Google menace désormais de retenir les informations des éditeurs de presse californiens sur ses plateformes numériques. Le géant de la recherche affirme qu'il est obligé de prendre cette mesure drastique en réponse à l'attente de la California Journalism Preservation Act (CJPA).

Le contenu des éditeurs de presse californiens peut avoir une portée et une visibilité limitées

Jaffer Zaidi, vice-président des partenariats mondiaux en matière d'information chez Google, a mentionné dans un article de blog détaillé que la société pourrait réduire considérablement le contenu en provenance de Californie,

« Si elle est adoptée, la CJPA pourrait entraîner des changements importants dans les services que nous pouvons offrir aux Californiens et dans le trafic que nous pouvons fournir aux éditeurs californiens. »

Il a indiqué que pendant la phase de test, Google pourrait commencer à supprimer les liens des sites d'information californiens sur ses plateformes en ligne,

« Le processus de test implique la suppression des liens vers des sites d'information californiens, potentiellement couverts par la CJPA, afin de mesurer l'impact de la législation sur notre expérience produit. »

Comme si ce n'était pas assez menaçant, Zaidi aurait même indiqué que Google « suspendrait tout investissement supplémentaire dans l'écosystème de l'information californien ». Il faisait peut-être référence à plusieurs programmes de Google News impliquant des accords de produits et de licence pour les agences de presse. Inutile de dire qu’il a laissé entendre que Google cesserait de proposer de tels programmes aux médias et aux éditeurs basés en Californie.

Google est contrarié par la loi californienne sur la préservation du journalisme (CJPA). Les partisans de la loi affirment que les grandes entreprises de technologie et de médias sociaux, notamment Google, Facebook, Microsoft et d’autres, empochent une part bien plus importante de leurs revenus grâce à la publicité en ligne. En d’autres termes, les partisans soutiennent que les géants de la technologie négligent les éditeurs.

Selon un rapport de l’Electronic Frontier Foundation (EEF), les géants de la technologie gagnent 50 cents sur chaque dollar généré par les frais. Pendant ce temps, les abonnements sont soumis à des commissions sur les magasins d’applications, communément appelées taxe Google et taxe Apple. Cela laisse très peu de place aux véritables créateurs de contenu, affirment certains experts.

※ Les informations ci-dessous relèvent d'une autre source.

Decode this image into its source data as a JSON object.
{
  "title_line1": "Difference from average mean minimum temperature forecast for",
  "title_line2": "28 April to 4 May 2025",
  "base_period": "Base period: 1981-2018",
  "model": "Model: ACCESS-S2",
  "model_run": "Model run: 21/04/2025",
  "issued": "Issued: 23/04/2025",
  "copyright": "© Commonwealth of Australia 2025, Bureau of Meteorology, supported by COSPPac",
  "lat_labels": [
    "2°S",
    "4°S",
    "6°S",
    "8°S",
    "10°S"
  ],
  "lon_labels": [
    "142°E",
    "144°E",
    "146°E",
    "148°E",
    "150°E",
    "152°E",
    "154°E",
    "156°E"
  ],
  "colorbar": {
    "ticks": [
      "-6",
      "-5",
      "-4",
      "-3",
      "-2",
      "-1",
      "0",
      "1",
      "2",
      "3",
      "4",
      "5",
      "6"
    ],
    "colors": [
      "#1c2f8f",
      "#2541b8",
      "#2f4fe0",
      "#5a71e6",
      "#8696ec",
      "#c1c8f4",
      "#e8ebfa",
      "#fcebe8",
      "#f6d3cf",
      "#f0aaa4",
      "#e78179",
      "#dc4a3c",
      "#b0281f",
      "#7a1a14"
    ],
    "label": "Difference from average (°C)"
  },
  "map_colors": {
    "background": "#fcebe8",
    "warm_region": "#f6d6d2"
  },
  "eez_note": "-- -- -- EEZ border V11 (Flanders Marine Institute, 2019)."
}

Pourquoi Google menace-t-il de boycotter les contenus californiens ?

Il est intéressant de noter que Google n'héberge pas d'annonces sur Google Actualités. Cependant, il est possible que la collecte de liens vers des actualités et des contenus connexes, ainsi que la conservation du contenu, profitent à la grande plate-forme technologique à une échelle beaucoup plus grande que les éditeurs eux-mêmes.

Plusieurs partisans de la CJPA soutiennent que la loi est davantage un outil de levier. Si ce n’est pas définitif, cela pourrait au moins être une monnaie d’échange pour les éditeurs contre des géants comme Google et Meta.

Google menace actuellement les éditeurs de presse basés en Californie. Il va sans dire que ce n’est pas la première fois que l’entreprise le fait. De plus, ce n’est pas le premier groupe de journalistes et d’éditeurs que Google menace de jouer au ballon ou de risquer de perdre son audience.

Google a menacé de se retirer d'Espagne en 2014, mais a dû y revenir en 2022. Même les éditeurs australiens ont dû lutter contre le géant de la recherche en utilisant le Code de négociation des médias d'information. Google est régulièrement en conflit avec des maisons d'édition de médias de masse et des journalistes de plusieurs pays, notamment les États-Unis, le Canada, l'Allemagne, la France et bien d'autres encore. Il est important de voir comment les Californiens résilients réagissent.